Australia

Sakura Consulting works with you to ensure you establish a business entity that fits your needs for Australia. Below are the most common business entities in Australia:

Company:

A company is a separate legal entity, which means the company has the same rights as a natural person and can incur debt, sue, and be sued. The company’s owners (shareholders) can limit their personal liability and are generally not liable for company debts.  A company is a complex business structure with higher set-up and administrative costs because of additional reporting requirements and may require registration with the Australian Securities and Investments Commission (ASIC).  Company officers and directors must comply with legal obligations under the Corporations Act 2001.

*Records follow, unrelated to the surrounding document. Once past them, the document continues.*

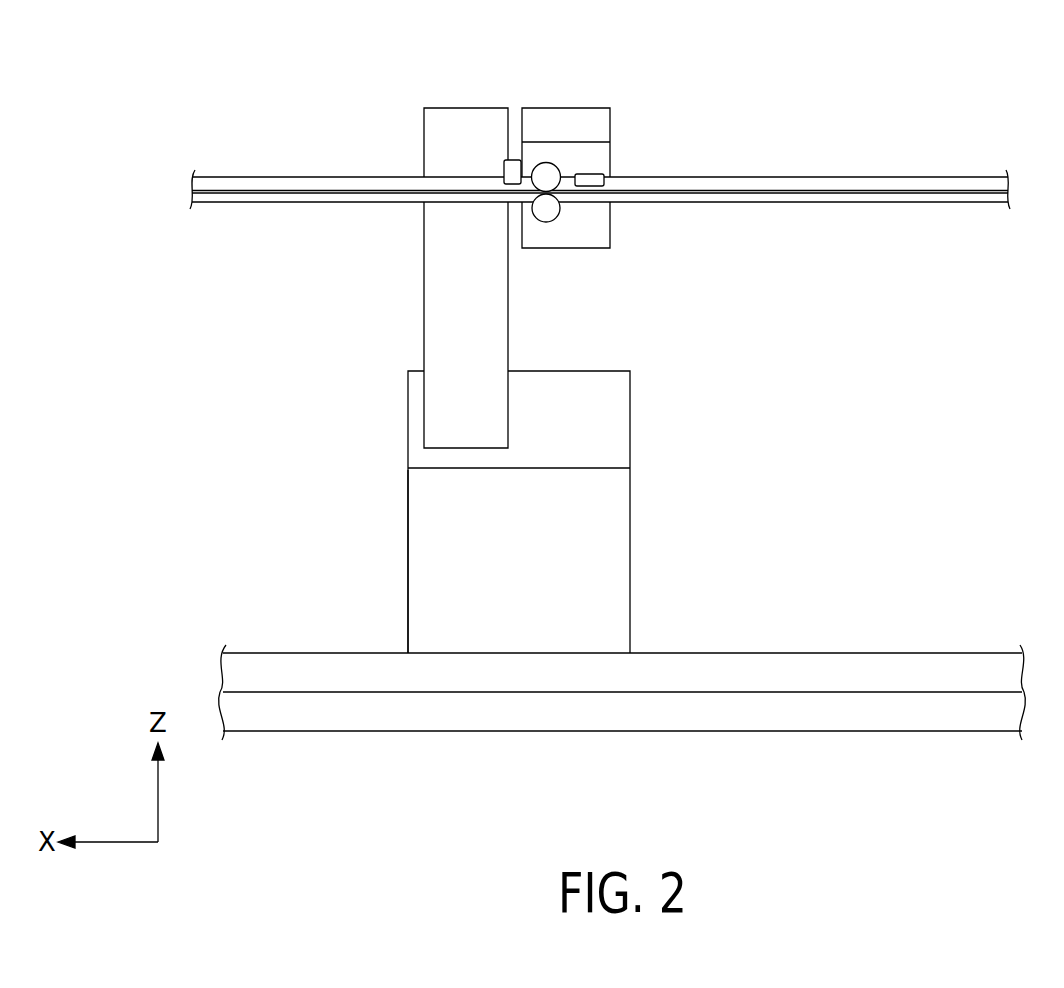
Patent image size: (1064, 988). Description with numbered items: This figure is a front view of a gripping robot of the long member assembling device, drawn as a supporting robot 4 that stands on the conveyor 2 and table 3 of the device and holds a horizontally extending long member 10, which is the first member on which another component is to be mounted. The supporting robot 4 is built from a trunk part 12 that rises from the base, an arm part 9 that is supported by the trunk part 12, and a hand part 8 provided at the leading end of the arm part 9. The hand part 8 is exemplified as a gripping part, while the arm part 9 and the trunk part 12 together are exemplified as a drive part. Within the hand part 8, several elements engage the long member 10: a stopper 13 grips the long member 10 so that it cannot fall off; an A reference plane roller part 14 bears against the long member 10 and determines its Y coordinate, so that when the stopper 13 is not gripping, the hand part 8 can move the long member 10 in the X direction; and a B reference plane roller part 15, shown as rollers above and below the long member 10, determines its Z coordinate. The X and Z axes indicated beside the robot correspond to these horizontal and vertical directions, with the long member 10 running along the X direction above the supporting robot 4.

The conveyor 2 is at (845, 722).
The table 3 is at (843, 660).
The supporting robot 4 is at (617, 513).
The hand part 8 is at (625, 163).
The arm part 9 is at (466, 117).
The long member 10 is at (903, 177).
The trunk part 12 is at (408, 542).
The stopper 13 is at (506, 164).
The A reference plane roller part 14 is at (590, 180).
The B reference plane roller part 15 is at (546, 223).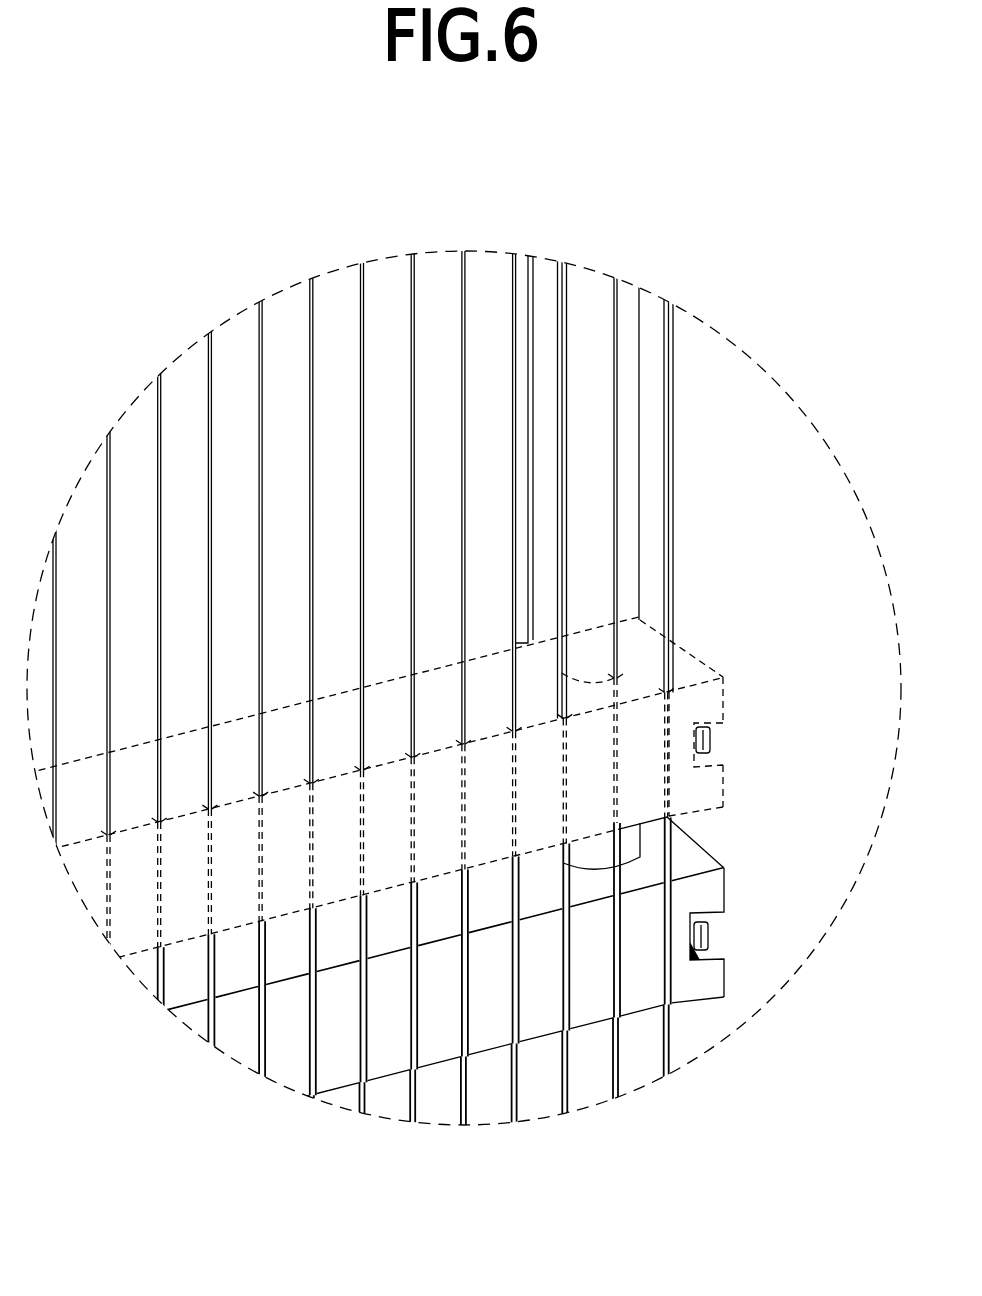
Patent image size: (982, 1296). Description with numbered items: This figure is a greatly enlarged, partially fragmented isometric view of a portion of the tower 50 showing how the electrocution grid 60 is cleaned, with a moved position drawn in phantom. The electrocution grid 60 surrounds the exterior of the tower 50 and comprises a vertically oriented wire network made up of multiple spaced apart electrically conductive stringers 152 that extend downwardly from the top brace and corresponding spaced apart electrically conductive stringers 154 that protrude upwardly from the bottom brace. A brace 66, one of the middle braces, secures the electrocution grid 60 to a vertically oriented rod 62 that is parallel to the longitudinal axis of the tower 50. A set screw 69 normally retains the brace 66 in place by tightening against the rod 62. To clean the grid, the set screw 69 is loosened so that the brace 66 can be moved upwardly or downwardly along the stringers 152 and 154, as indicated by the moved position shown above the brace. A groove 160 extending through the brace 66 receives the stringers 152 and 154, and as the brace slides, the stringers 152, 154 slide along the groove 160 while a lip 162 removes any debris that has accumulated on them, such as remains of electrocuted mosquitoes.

The tower 50 is at (130, 458).
The electrocution grid 60 is at (682, 452).
The rod 62 is at (627, 602).
The brace 66 is at (723, 700).
The set screw 69 is at (710, 740).
The stringer 152 is at (667, 544).
The stringer 154 is at (615, 507).
The groove 160 is at (629, 728).
The lip 162 is at (625, 676).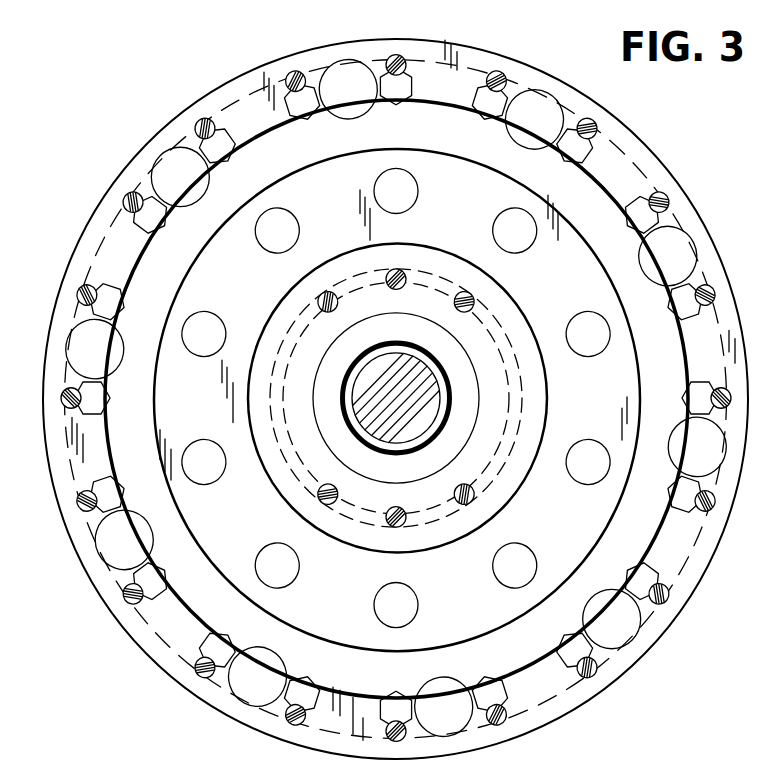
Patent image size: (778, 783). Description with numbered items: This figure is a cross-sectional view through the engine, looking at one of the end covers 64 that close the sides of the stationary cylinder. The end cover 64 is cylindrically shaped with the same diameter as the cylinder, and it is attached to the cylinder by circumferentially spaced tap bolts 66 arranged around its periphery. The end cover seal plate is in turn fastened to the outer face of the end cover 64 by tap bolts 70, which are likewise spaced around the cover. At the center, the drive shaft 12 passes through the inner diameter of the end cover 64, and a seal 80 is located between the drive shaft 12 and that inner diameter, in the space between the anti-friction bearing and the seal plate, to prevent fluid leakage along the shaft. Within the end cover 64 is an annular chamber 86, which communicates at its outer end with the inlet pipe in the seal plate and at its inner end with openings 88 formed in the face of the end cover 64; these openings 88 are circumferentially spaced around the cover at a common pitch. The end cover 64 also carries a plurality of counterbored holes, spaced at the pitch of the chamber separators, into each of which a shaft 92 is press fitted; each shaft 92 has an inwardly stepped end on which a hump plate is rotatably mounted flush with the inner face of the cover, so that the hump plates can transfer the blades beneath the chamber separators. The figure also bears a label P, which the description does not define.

The drive shaft 12 is at (396, 379).
The end cover 64 is at (395, 399).
The tap bolts 66 is at (396, 398).
The tap bolts 70 is at (396, 378).
The seal 80 is at (397, 398).
The annular chamber 86 is at (352, 399).
The openings 88 is at (396, 392).
The shaft 92 is at (397, 400).
The pitch point P is at (393, 399).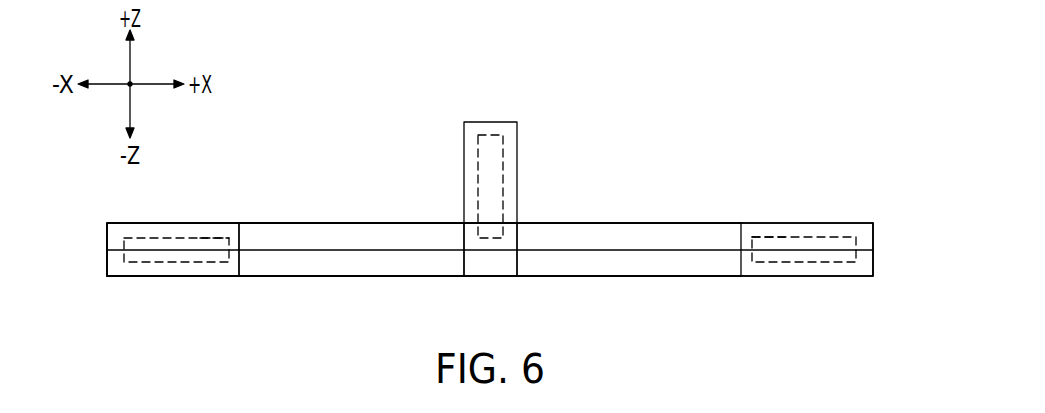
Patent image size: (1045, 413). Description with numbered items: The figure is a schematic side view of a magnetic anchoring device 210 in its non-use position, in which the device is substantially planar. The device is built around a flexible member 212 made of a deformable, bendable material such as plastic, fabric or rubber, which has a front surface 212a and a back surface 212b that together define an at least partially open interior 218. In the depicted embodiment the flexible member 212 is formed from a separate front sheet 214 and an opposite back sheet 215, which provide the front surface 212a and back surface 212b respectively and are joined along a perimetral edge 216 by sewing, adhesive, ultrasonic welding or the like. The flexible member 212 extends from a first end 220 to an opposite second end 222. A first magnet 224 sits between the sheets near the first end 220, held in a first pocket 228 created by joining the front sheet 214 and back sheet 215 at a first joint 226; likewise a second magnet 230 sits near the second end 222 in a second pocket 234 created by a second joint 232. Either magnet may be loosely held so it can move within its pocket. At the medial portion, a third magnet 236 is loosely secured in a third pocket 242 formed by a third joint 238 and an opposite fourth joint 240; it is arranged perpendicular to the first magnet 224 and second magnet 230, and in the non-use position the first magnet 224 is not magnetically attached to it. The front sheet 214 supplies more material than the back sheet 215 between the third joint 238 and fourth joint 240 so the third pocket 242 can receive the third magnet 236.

Key aspects of a company structure
  • Is a separate legal entity.
  • Has limited liability compared to other structures.
  • Is a more complex business structure to start and run.
  • Involves higher set up and running costs than other structures.
  • Requires understanding and compliance with all obligations under the Corporations Act 2001.
  • Business operations are controlled by directors and owned by the shareholders.
  • Must be registered for goods and services tax (GST) if the annual GST turnover is $75,000 or more. The registration threshold for non-profit organisations is $150,000.
  • Requires an annual company tax return to be lodged with the ATO.

Partnership:

A partnership is a business structure that involves a number of people who carry on a business together. Parties may choose a partnership over a sole trader structure if the business will be ran with another person or a number of people (up to 20). There are two types of partnerships – general and limited. Partnerships are governed by the relevant law depending on the state or territory:

Key aspects of a partnership structure
  • It’s relatively easy and inexpensive to set up.
  • It requires a separate Tax File Number (TFN).
  • If you are carrying on an enterprise, you can apply for an Australian Business Number (ABN) but this is not compulsory.
  • It’s not a separate entity – partners are personally liable for the debts of the business.
  • Partners share control and management of the business with the other partners.
  • The partnership doesn’t pay income tax on the income earned. Partners pay tax on the share of the net partnership income you each receive.
  • Requires a partnership tax return to be lodged with the Australian Taxation Office (ATO) each year.
  • Each partner is responsible for their own superannuation arrangements – you are not an employee of the partnership.
  • You must be registered for GST if the annual income turnover is $75,000 or more.